What’s the difference? For one, Stephan Hawking clearly satisfies any reasonable criteria for being a legitimate expert on black holes. It is not at all clear that Dr. Swanson is an expert on Alzheimer’s. Conrad may not even know who Dr. Swanson is. Second, Brett bases his argument solely on the word (hearsay) of Dr. Swanson, while Mark offers at least one checkable resource. Third, Brett fashions his argument in deductive form. But an argument from authority should take inductive form, i.e., the evidence from authority does not guarantee the conclusion–it only makes it more likely to be true. A fourth mistake sometimes made in appeals to authority, though not in this case, is when someone misquotes or misrepresents an expert.
We All Do It
The bottom line is: we all rely on legitimate appeals to authority, and rightly so. Testimony (information transmitted to us from other persons, as in court) acts as one of at least five sources of knowledge (inference, memory, perception, and consciousness being the others). I simply cannot help but rely on the words of other people to help me form my beliefs about the world, like when my daughter tells me she is at a friend’s house. And I especially rely on those who have expertise in various areas: scientists, philosophers, doctors, lawyers, musicians, etc.
But I still need to treat authority carefully.
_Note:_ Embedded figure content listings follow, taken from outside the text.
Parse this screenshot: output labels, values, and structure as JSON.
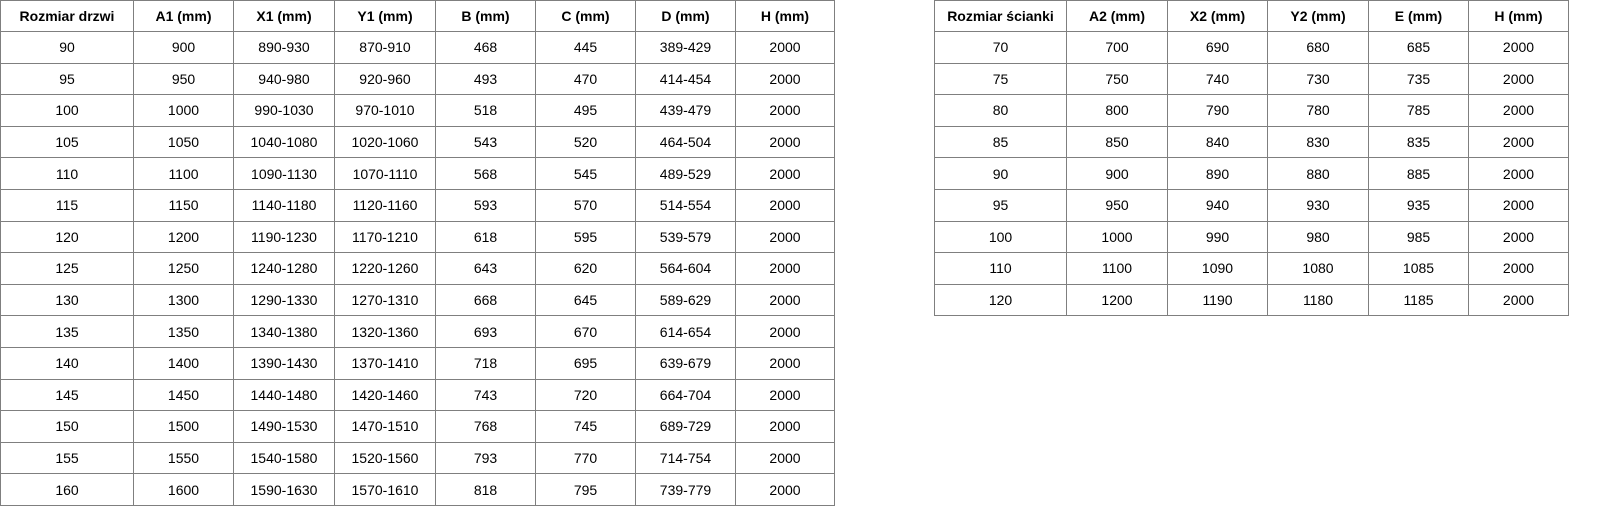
{
  "door_table": {
    "headers": [
      "Rozmiar drzwi",
      "A1 (mm)",
      "X1 (mm)",
      "Y1 (mm)",
      "B (mm)",
      "C (mm)",
      "D (mm)",
      "H (mm)"
    ],
    "rows": [
      [
        "90",
        "900",
        "890-930",
        "870-910",
        "468",
        "445",
        "389-429",
        "2000"
      ],
      [
        "95",
        "950",
        "940-980",
        "920-960",
        "493",
        "470",
        "414-454",
        "2000"
      ],
      [
        "100",
        "1000",
        "990-1030",
        "970-1010",
        "518",
        "495",
        "439-479",
        "2000"
      ],
      [
        "105",
        "1050",
        "1040-1080",
        "1020-1060",
        "543",
        "520",
        "464-504",
        "2000"
      ],
      [
        "110",
        "1100",
        "1090-1130",
        "1070-1110",
        "568",
        "545",
        "489-529",
        "2000"
      ],
      [
        "115",
        "1150",
        "1140-1180",
        "1120-1160",
        "593",
        "570",
        "514-554",
        "2000"
      ],
      [
        "120",
        "1200",
        "1190-1230",
        "1170-1210",
        "618",
        "595",
        "539-579",
        "2000"
      ],
      [
        "125",
        "1250",
        "1240-1280",
        "1220-1260",
        "643",
        "620",
        "564-604",
        "2000"
      ],
      [
        "130",
        "1300",
        "1290-1330",
        "1270-1310",
        "668",
        "645",
        "589-629",
        "2000"
      ],
      [
        "135",
        "1350",
        "1340-1380",
        "1320-1360",
        "693",
        "670",
        "614-654",
        "2000"
      ],
      [
        "140",
        "1400",
        "1390-1430",
        "1370-1410",
        "718",
        "695",
        "639-679",
        "2000"
      ],
      [
        "145",
        "1450",
        "1440-1480",
        "1420-1460",
        "743",
        "720",
        "664-704",
        "2000"
      ],
      [
        "150",
        "1500",
        "1490-1530",
        "1470-1510",
        "768",
        "745",
        "689-729",
        "2000"
      ],
      [
        "155",
        "1550",
        "1540-1580",
        "1520-1560",
        "793",
        "770",
        "714-754",
        "2000"
      ],
      [
        "160",
        "1600",
        "1590-1630",
        "1570-1610",
        "818",
        "795",
        "739-779",
        "2000"
      ]
    ]
  },
  "wall_table": {
    "headers": [
      "Rozmiar ścianki",
      "A2 (mm)",
      "X2 (mm)",
      "Y2 (mm)",
      "E (mm)",
      "H (mm)"
    ],
    "rows": [
      [
        "70",
        "700",
        "690",
        "680",
        "685",
        "2000"
      ],
      [
        "75",
        "750",
        "740",
        "730",
        "735",
        "2000"
      ],
      [
        "80",
        "800",
        "790",
        "780",
        "785",
        "2000"
      ],
      [
        "85",
        "850",
        "840",
        "830",
        "835",
        "2000"
      ],
      [
        "90",
        "900",
        "890",
        "880",
        "885",
        "2000"
      ],
      [
        "95",
        "950",
        "940",
        "930",
        "935",
        "2000"
      ],
      [
        "100",
        "1000",
        "990",
        "980",
        "985",
        "2000"
      ],
      [
        "110",
        "1100",
        "1090",
        "1080",
        "1085",
        "2000"
      ],
      [
        "120",
        "1200",
        "1190",
        "1180",
        "1185",
        "2000"
      ]
    ]
  }
}
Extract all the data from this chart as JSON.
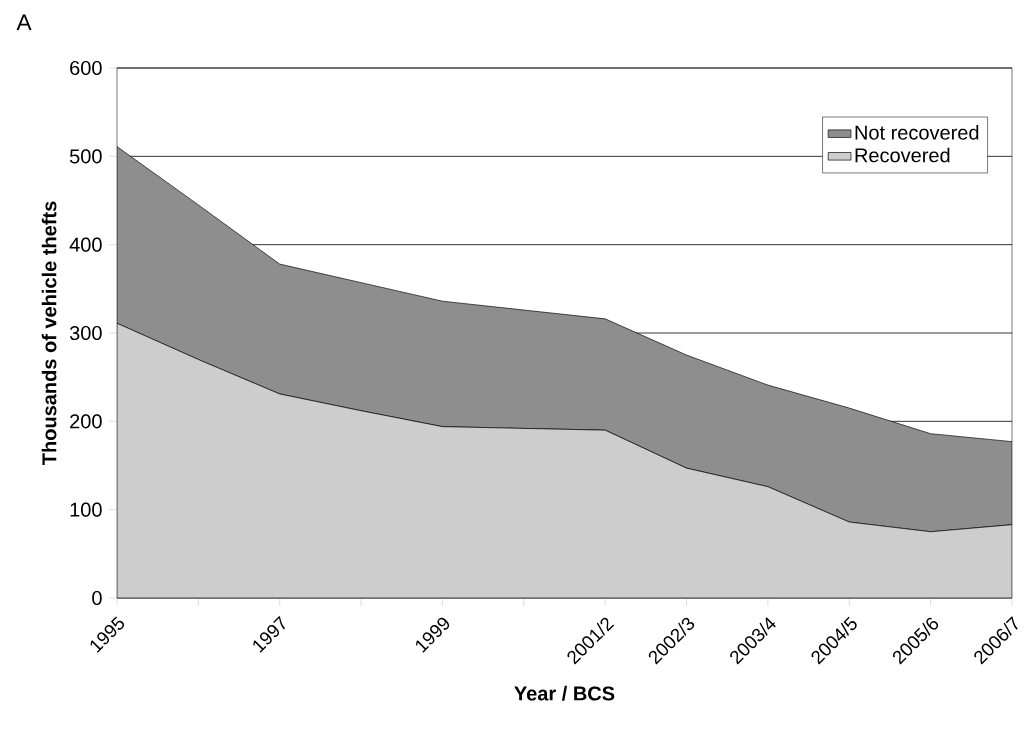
{
  "chart_data": {
    "type": "area",
    "stacked": true,
    "xlabel": "Year / BCS",
    "ylabel": "Thousands of vehicle thefts",
    "annotations": [
      "A"
    ],
    "categories": [
      "1995",
      null,
      "1997",
      null,
      "1999",
      null,
      "2001/2",
      "2002/3",
      "2003/4",
      "2004/5",
      "2005/6",
      "2006/7"
    ],
    "series": [
      {
        "name": "Recovered",
        "color": "#cdcdcd",
        "values": [
          311,
          270,
          231,
          212,
          194,
          192,
          190,
          147,
          126,
          86,
          75,
          83
        ]
      },
      {
        "name": "Not recovered",
        "color": "#8e8e8e",
        "values": [
          200,
          175,
          147,
          145,
          142,
          134,
          126,
          128,
          115,
          129,
          111,
          94
        ]
      }
    ],
    "ylim": [
      0,
      600
    ],
    "yticks": [
      0,
      100,
      200,
      300,
      400,
      500,
      600
    ],
    "grid": "y",
    "legend": "top right"
  }
}
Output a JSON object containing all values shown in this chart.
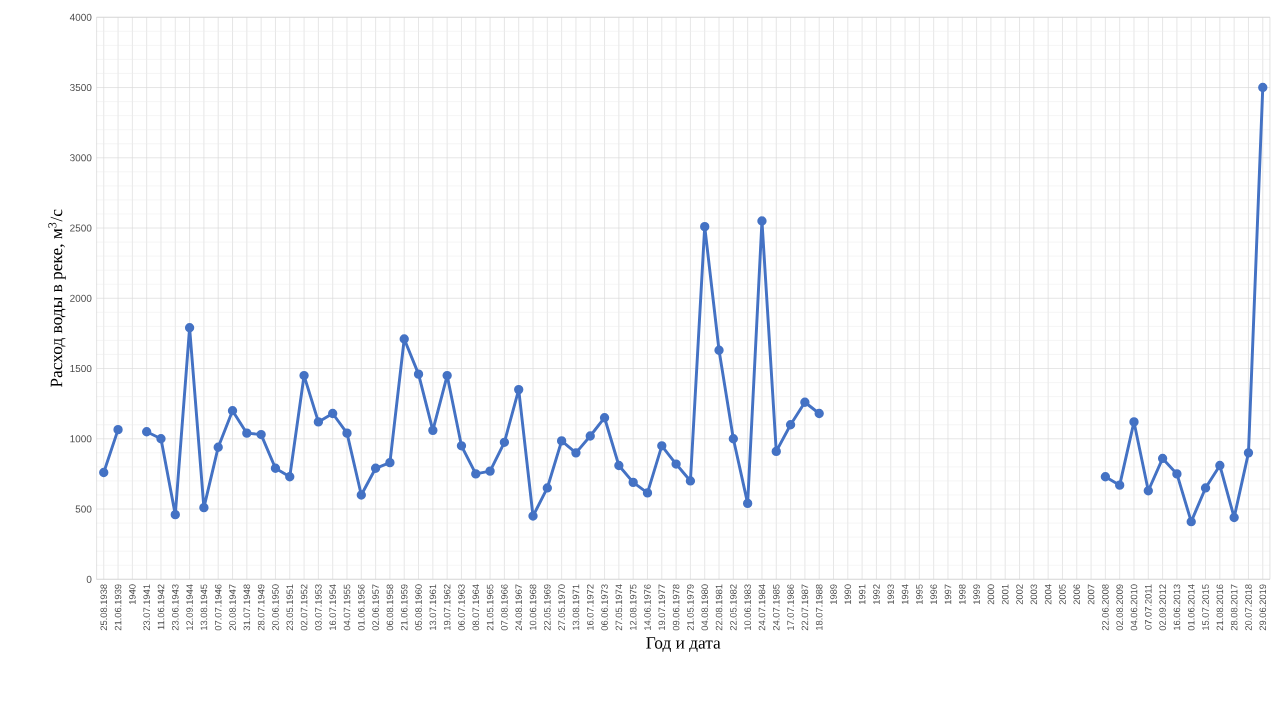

When I decide whether to believe something I read or hear, I should make sure I know the source. Not all sources — people, publications, websites–are created equal. I would check to see whether the writer/speaker is an expert or is quoting an expert. And I still use reason and background knowledge to filter the expert’s claims. I address some of these ideas in this 2 minute clip from a talk at the University of Missouri Skeptics Club:
(You can see this video, “Responsible Believing,” in it’s entirety here.)
A Final Paraklesis
(I like the Greek word ‘paraklesis’ because it can mean both “encouragement” and “exhortation.”) Sometimes extra caution is required. I may take risks, at times, with my own health–like when I indulge in pipe-smoking. But I should think twice about the health risks when recommending such things to others. Similarly, I am sometimes negligent with my epistemic health–like believing something without sufficient consideration. But I try to exercise extra caution and care when conveying ideas (teaching, writing, speaking, using social media), based on authority, to others. Take an extra moment to ask, before you post or assert something based on authority,
- Is the authority legitimate? (not always an easy question)
- If the issue is controversial, have I portrayed it as one-sided by only quoting one expert?
- Is the authority an expert in the relevant field?
- Did I accept this expert’s word uncritically, or have I checked it out?
- Have I represented the authority accurately?
And before you draw your fallacy six-gun and dispense epistemic justice on someone, ask whether they might be making an appropriate appeal to authority.